A Friend Only Ever Wants to Talk On Her Topics: Should I End the Friendship?
I have been close companions for more than 20 years, a person who's faced and conquered numerous challenges, her resilience is commendable. However, she has been repeatedly taken by surprise by others. Her spouse ended their marriage, which came as a massive blow. Several of her friends vanished during that time, as they were drawn to her husband. This surprised her. She made increased attention to be my friend, likely grasped better what friendship was.
A Recurring Theme In Relationships
Throughout this period, many of her friends have disappeared without her being sure why. Her previous job suddenly changed toward her, despite the fact that she had been an excellent employee, she departed unaware of the reason for the change.
How Things Stand Now
In recent times, we've both stepped back from work and are seeing each other more, yet I realize my position between us is as the audience. I introduce subjects and she changes conversation onto what interests her. Politically, she has strong opinions. My effort is to recommend verifying facts or other angles.
She is planning a trip abroad I know well many times and resided in for a while. I attempted to share advice, yet it was unappreciated. She really only wanted my agreement with her decisions. I've just come back from a month in that place she hopes to meet, yet I'm reluctant.
Evaluating the Situation
I hesitate to be a friend who cuts and runs without a word, however, I feel she'll truly understand the impact of her behaviour on my self-esteem. At this point, I find myself in pulling back. What should I do?
Ways Forward
You could end things abruptly, however, that approach is not often the easy answer we hope for. However, addressing it with a view to a solution requires bravery and willingness from both people.

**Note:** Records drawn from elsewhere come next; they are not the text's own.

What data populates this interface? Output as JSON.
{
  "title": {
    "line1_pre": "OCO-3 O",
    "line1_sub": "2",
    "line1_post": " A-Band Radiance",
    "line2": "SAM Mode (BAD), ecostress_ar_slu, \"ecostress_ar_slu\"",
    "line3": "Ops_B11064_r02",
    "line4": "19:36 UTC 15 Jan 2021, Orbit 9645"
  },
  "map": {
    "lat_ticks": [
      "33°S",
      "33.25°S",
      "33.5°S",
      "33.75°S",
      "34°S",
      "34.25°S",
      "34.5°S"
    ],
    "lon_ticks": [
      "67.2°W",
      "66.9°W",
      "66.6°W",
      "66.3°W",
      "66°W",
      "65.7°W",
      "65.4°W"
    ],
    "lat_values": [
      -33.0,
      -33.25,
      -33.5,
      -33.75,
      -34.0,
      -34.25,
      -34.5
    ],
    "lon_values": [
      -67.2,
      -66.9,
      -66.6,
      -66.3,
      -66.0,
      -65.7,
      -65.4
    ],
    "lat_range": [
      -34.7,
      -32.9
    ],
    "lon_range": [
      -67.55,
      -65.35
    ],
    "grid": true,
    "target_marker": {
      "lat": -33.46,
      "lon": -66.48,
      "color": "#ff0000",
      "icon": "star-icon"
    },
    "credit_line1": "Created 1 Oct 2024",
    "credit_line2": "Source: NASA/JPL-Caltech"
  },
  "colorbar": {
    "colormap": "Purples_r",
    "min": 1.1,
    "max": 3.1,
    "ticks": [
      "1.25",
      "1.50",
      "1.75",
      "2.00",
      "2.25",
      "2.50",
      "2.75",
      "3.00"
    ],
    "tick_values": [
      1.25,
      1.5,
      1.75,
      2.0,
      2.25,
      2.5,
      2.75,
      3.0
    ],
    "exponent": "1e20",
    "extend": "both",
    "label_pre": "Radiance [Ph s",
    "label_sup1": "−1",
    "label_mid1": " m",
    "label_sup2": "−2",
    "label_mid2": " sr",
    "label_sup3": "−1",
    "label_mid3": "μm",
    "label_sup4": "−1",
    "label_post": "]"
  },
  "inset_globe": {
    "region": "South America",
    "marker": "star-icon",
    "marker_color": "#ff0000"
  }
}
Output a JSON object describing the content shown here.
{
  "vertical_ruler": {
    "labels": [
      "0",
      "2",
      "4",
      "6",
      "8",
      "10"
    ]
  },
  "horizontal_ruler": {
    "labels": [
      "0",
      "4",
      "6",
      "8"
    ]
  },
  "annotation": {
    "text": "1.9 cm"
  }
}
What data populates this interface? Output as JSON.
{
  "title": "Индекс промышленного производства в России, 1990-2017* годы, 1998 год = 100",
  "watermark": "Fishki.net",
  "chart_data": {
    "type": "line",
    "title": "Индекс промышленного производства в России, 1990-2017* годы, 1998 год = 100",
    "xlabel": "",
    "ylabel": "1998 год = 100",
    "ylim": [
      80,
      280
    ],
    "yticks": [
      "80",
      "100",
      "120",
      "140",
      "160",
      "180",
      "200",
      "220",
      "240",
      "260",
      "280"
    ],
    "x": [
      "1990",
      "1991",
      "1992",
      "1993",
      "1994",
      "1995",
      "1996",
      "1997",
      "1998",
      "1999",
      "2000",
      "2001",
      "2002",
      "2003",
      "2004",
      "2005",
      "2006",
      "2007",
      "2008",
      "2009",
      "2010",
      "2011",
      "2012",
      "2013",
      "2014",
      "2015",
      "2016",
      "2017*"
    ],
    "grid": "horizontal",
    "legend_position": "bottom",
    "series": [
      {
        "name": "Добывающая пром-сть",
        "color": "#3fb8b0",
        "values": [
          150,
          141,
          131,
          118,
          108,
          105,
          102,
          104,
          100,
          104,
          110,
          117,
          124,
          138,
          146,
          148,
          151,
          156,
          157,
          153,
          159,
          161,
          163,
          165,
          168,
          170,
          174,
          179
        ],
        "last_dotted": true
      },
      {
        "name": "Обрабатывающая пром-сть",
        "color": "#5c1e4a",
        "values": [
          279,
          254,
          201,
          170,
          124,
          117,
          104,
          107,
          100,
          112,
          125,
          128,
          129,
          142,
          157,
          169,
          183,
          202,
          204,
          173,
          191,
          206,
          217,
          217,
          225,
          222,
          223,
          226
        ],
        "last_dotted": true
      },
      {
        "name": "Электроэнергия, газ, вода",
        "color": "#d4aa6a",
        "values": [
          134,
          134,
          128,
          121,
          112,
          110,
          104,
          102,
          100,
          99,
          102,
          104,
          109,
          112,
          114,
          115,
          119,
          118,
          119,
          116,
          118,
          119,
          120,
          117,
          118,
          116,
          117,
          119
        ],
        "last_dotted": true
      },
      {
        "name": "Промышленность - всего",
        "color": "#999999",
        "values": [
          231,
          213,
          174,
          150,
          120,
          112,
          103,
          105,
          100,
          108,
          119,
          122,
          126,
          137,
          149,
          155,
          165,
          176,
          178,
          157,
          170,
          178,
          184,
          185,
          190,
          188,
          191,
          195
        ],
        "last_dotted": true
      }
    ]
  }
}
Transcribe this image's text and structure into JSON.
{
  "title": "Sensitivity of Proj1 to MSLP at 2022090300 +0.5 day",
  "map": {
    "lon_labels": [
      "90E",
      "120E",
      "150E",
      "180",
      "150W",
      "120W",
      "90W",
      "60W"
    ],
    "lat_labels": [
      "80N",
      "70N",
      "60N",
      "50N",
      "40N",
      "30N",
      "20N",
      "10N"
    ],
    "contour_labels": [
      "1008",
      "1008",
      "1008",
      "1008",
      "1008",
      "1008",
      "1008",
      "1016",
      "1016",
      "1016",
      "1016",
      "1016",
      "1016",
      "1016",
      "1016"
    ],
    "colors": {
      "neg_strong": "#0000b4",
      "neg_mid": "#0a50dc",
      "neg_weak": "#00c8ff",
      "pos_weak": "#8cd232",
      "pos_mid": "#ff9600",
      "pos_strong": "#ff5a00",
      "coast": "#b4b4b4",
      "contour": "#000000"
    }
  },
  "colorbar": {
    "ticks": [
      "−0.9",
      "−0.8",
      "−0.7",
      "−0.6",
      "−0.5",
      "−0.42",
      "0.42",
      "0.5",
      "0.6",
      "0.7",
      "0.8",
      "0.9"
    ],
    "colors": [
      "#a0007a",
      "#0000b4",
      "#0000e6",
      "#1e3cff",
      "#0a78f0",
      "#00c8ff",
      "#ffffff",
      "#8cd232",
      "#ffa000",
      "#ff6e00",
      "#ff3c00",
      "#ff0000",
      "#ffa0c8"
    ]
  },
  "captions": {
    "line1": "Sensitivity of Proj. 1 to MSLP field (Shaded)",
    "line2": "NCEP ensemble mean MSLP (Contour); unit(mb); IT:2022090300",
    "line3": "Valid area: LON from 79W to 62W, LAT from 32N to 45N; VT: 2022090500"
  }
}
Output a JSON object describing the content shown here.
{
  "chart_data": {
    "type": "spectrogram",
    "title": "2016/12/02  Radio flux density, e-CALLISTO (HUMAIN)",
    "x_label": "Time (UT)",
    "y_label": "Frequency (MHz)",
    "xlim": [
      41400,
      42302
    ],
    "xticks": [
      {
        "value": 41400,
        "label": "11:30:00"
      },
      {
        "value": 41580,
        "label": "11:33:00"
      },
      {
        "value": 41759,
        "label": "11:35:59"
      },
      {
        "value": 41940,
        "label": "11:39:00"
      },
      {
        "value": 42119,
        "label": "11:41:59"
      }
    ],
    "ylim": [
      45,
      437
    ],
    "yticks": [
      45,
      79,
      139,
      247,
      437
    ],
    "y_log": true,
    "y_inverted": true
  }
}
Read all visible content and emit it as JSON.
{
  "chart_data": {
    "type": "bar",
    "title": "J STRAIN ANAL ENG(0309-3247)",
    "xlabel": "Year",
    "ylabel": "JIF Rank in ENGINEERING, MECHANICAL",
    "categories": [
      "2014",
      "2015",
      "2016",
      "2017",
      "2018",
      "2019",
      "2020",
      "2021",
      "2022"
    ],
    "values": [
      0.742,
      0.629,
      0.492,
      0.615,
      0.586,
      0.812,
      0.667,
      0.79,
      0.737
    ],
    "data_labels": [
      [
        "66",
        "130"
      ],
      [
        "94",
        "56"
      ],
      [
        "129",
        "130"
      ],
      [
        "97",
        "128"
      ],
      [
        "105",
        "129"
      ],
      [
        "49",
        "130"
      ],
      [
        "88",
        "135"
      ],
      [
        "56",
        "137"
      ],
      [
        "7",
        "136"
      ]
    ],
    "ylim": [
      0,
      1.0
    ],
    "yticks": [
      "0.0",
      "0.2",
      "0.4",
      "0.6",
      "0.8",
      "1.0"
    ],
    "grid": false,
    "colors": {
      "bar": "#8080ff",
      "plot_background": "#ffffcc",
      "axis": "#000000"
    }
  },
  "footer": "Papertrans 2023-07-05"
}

Experts suggest using a useful conflict resolution tool:
"The first step is to state how things go when you talk. This needs to be objective and clear and basically exactly what occurs. Next involves sharing how this affects you emotionally. This allows for no argument on this point. What you feel are your feelings, naturally. Step three involves requesting how you are both can shift the interaction between you."
Remember she too has a point of view, thus requiring you to remain ready to hear that. A helpful technique involves stating to the other person:
"It's your turn to speak while I will remain silent for half an hour."It's remarkably effective in fostering mutual respect.
Final Thoughts
She could ignore all you say, for those who have a “survival narrative”: they have a version about themselves they cannot release as it feels essential is tied to it being the only thing they've known. It's tough when there seems no thoroughfare in such cases, just dead ends. But she may initially present like this and then think about what you've said. And should a resolution isn't found a fix, it provides satisfaction from having been truthful.